# Using Task Manager in Gummy 2.0 Causes Reboot



## SoonerLater (Aug 31, 2011)

*Does this happen to anyone else?*

If I choose the Task Manager (first by calling up the Task Switcher by long-pressing the home button; then pressing the Task Manager button inside the Task Switcher panel), it reboots my phone every time. I'm running Gummy 2.0, firmware 2.2.1, Baseband i510.06 V.EP1 and SCH-I1510.EP1 and Kernel 2.6.32.9.

Is this a known issue with Gummy 2.0? Is there a work-around (e.g. alternate task manager)?


----------



## hazard209 (Aug 1, 2011)

I haven't had this problem and I use task manager multiple times a day.

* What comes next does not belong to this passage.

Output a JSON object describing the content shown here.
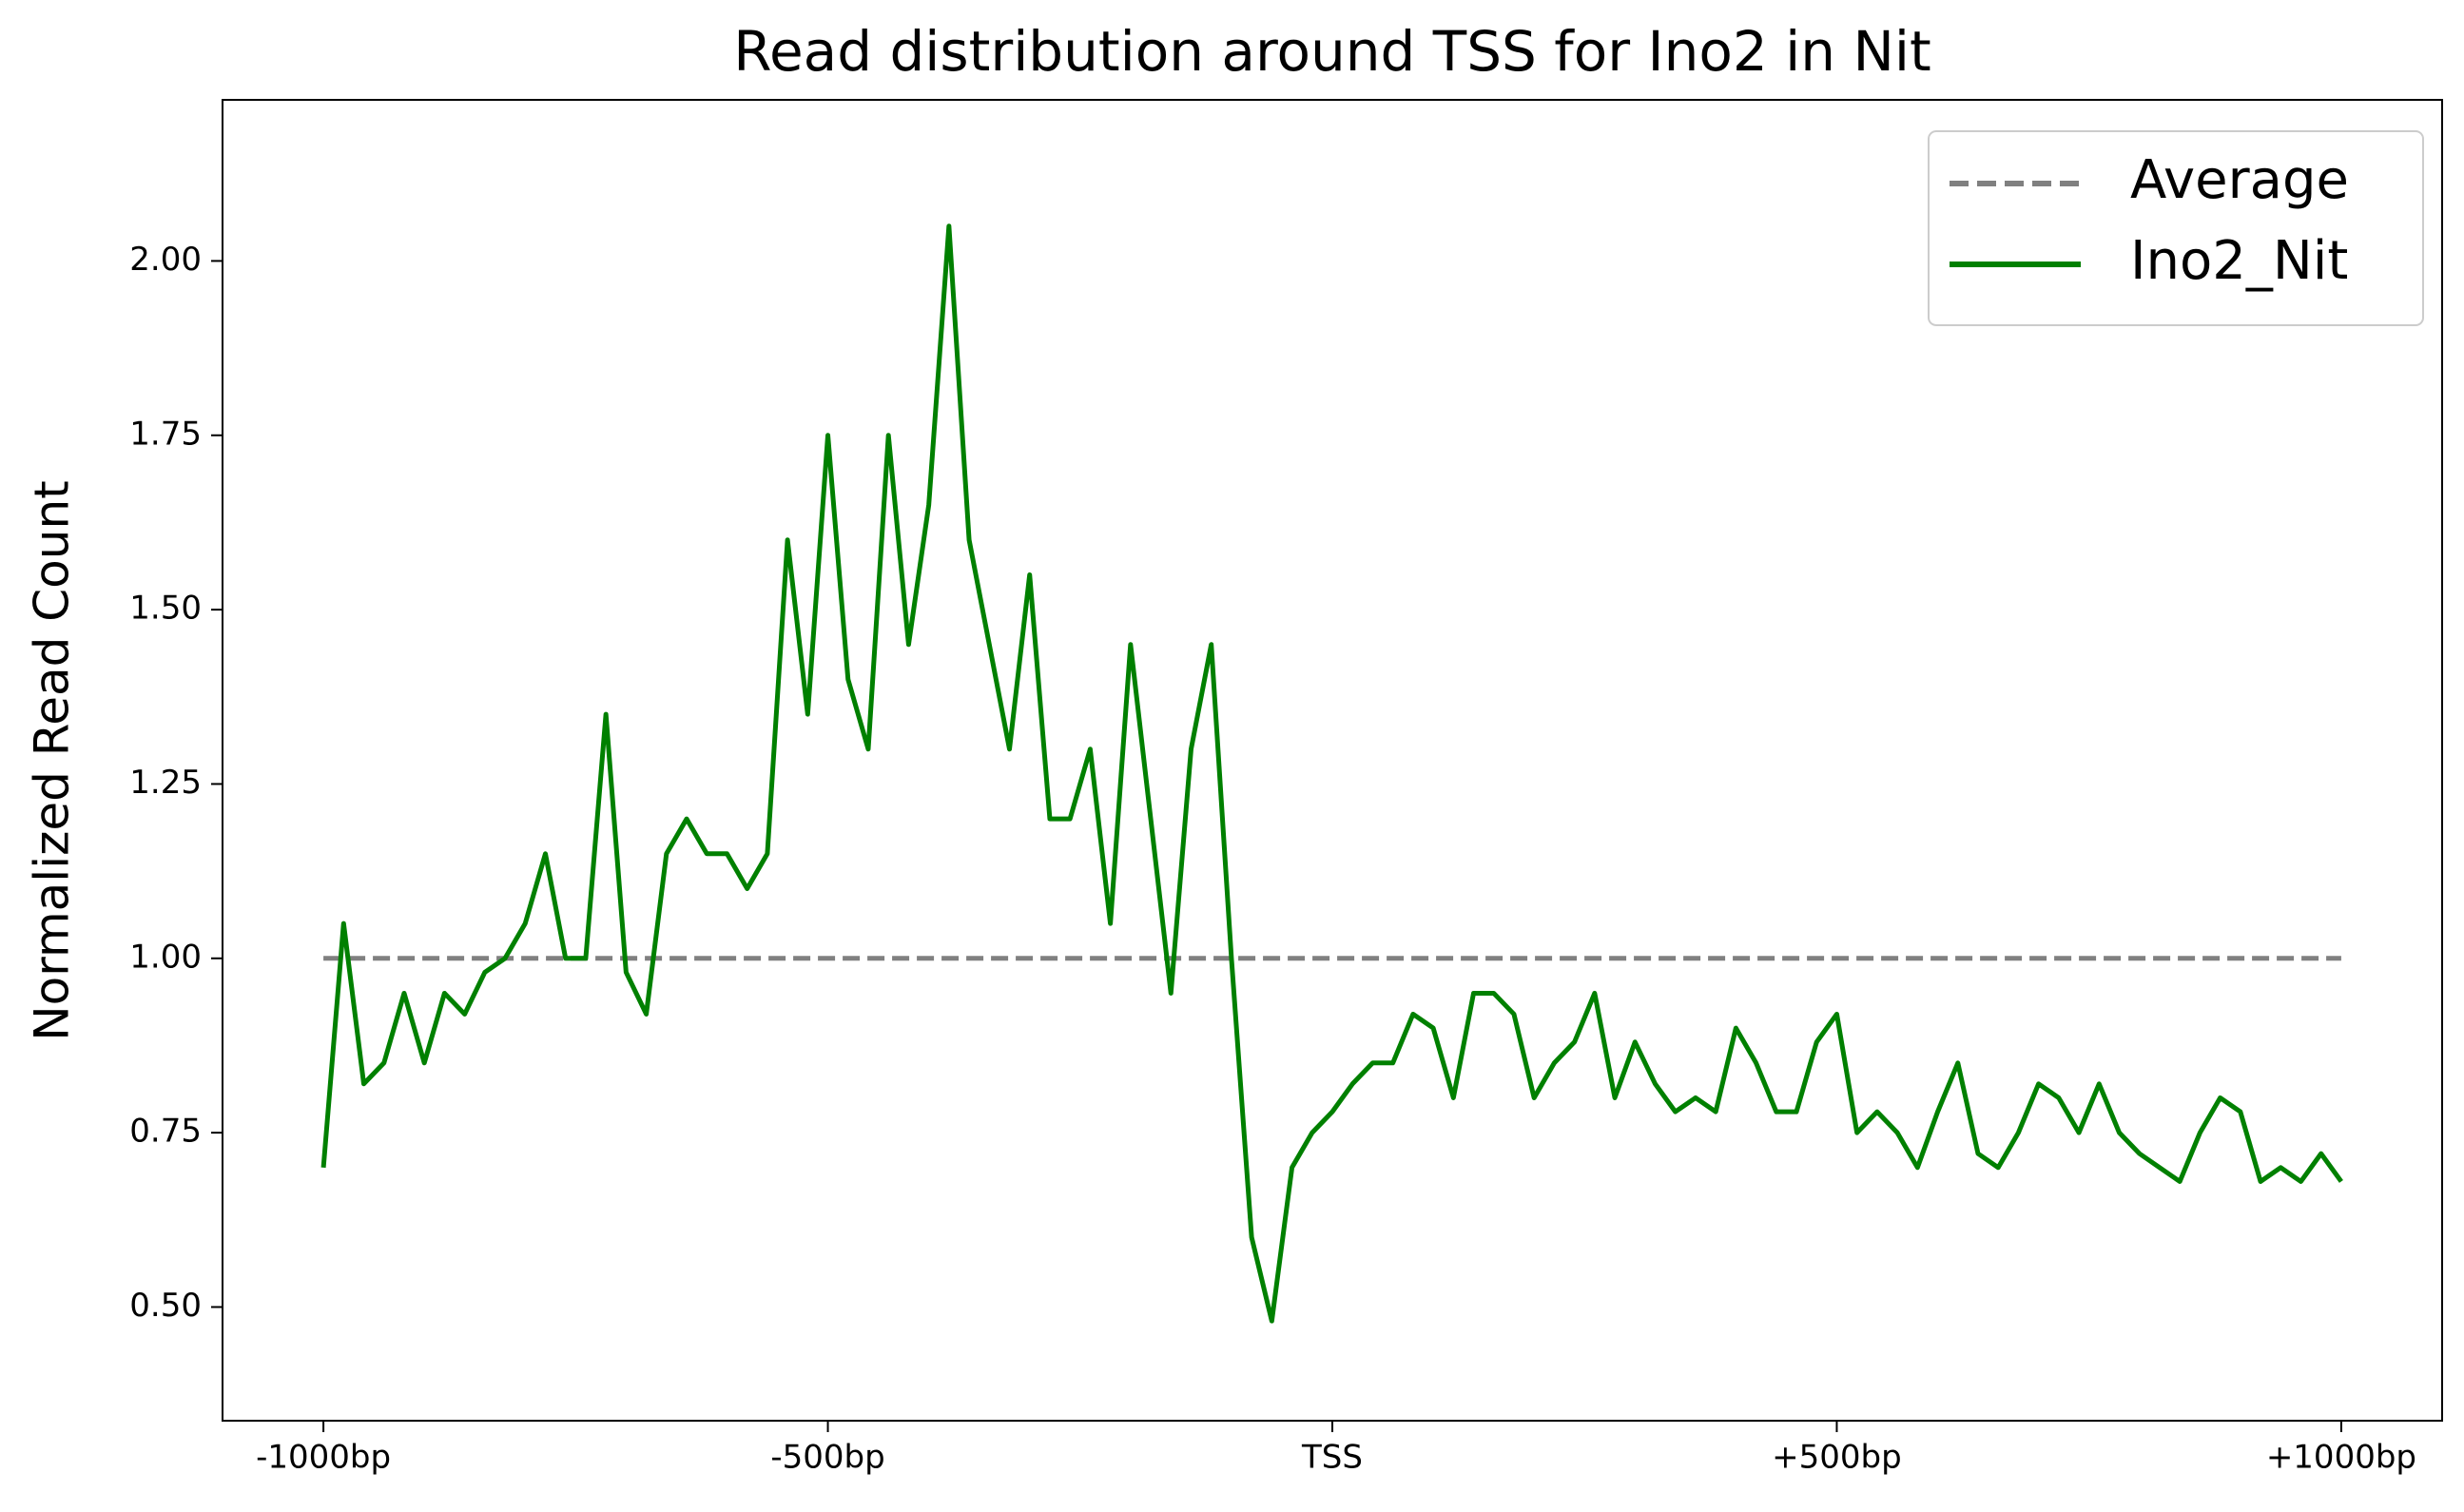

Does selecting it in the app drawer work or does it cause reboots as well? Has this always happened or did it just start?


----------



## ms0chez (Jun 23, 2011)

Same here. I use bout 10 times a day and never have that problem. Are you overclocking?

Sent from my GummyCHARGED Charge using Tapatalk


----------



## SoonerLater (Aug 31, 2011)

If I only long-press the home button to call up the Task Switcher, it does not crash.

If I long-press the home button to call up the Task Switcher then select a task, it does not crash.

If I long-press the home button to call up the Task Switcher *then press the Task Manager Button* the Task Manager button stays yellow (the color when "pressed") for about 3 or 4 seconds, then it reboots.

I am not overclocking.


----------



## hazard209 (Aug 1, 2011)

SoonerLater said:


> If I only long-press the home button to call up the Task Switcher, it does not crash.
> 
> If I long-press the home button to call up the Task Switcher then select a task, it does not crash.
> 
> ...


Ok. But if you just try to access the task manager at all, does this still happen? Can you open it in the app drawer?


----------



## SoonerLater (Aug 31, 2011)

hazard209 said:


> Ok. But if you just try to access the task manager at all, does this still happen? Can you open it in the app drawer?


I only know of one way to call up the Task Manager: by first calling up the Task Switcher by long-pressing the home button. I don't have an app called "Task Manager" so I don't know how to call it from the App Drawer.


----------



## hazard209 (Aug 1, 2011)

SoonerLater said:


> I only know of one way to call up the Task Manager: by first calling up the Task Switcher by long-pressing the home button. I don't have an app called "Task Manager" so I don't know how to call it from the App Drawer.


There should be an app in your app drawer labelled Task Manager. It should be a picture of a wrench and hammer. If it's not in you're app drawer, that leads me to think you had a bad flash. Try reflashing 2.0.


----------



## SoonerLater (Aug 31, 2011)

There is no app in my app drawer called _Task Manager_. Furthermore, going to *Settings, Applications, Manage Applications, [All]*, does not show any app called _Task Manager_ and going to *Settings, Applications, Running Services* does not show any service called _Task Manager_.

So... to re-flash with 2.0, just put into clockwork upload mode and re-flash from a newly-downloaded Zip of Gummy 2.0?


----------



## hazard209 (Aug 1, 2011)

SoonerLater said:


> There is no app in my app drawer called _Task Manager_. Furthermore, going to *Settings, Applications, Manage Applications, [All]*, does not show any app called _Task Manager_ and going to *Settings, Applications, Running Services* does not show any service called _Task Manager_.
> 
> So... to re-flash with 2.0, just put into clockwork upload mode and re-flash from a newly-downloaded Zip of Gummy 2.0?


Yup. I would wipe the dalvik cache and cache partition first. Then flash in 2.0 in CWM, and it wouldn't hurt to flash imoseyon's latest lean kernel afterwards.


----------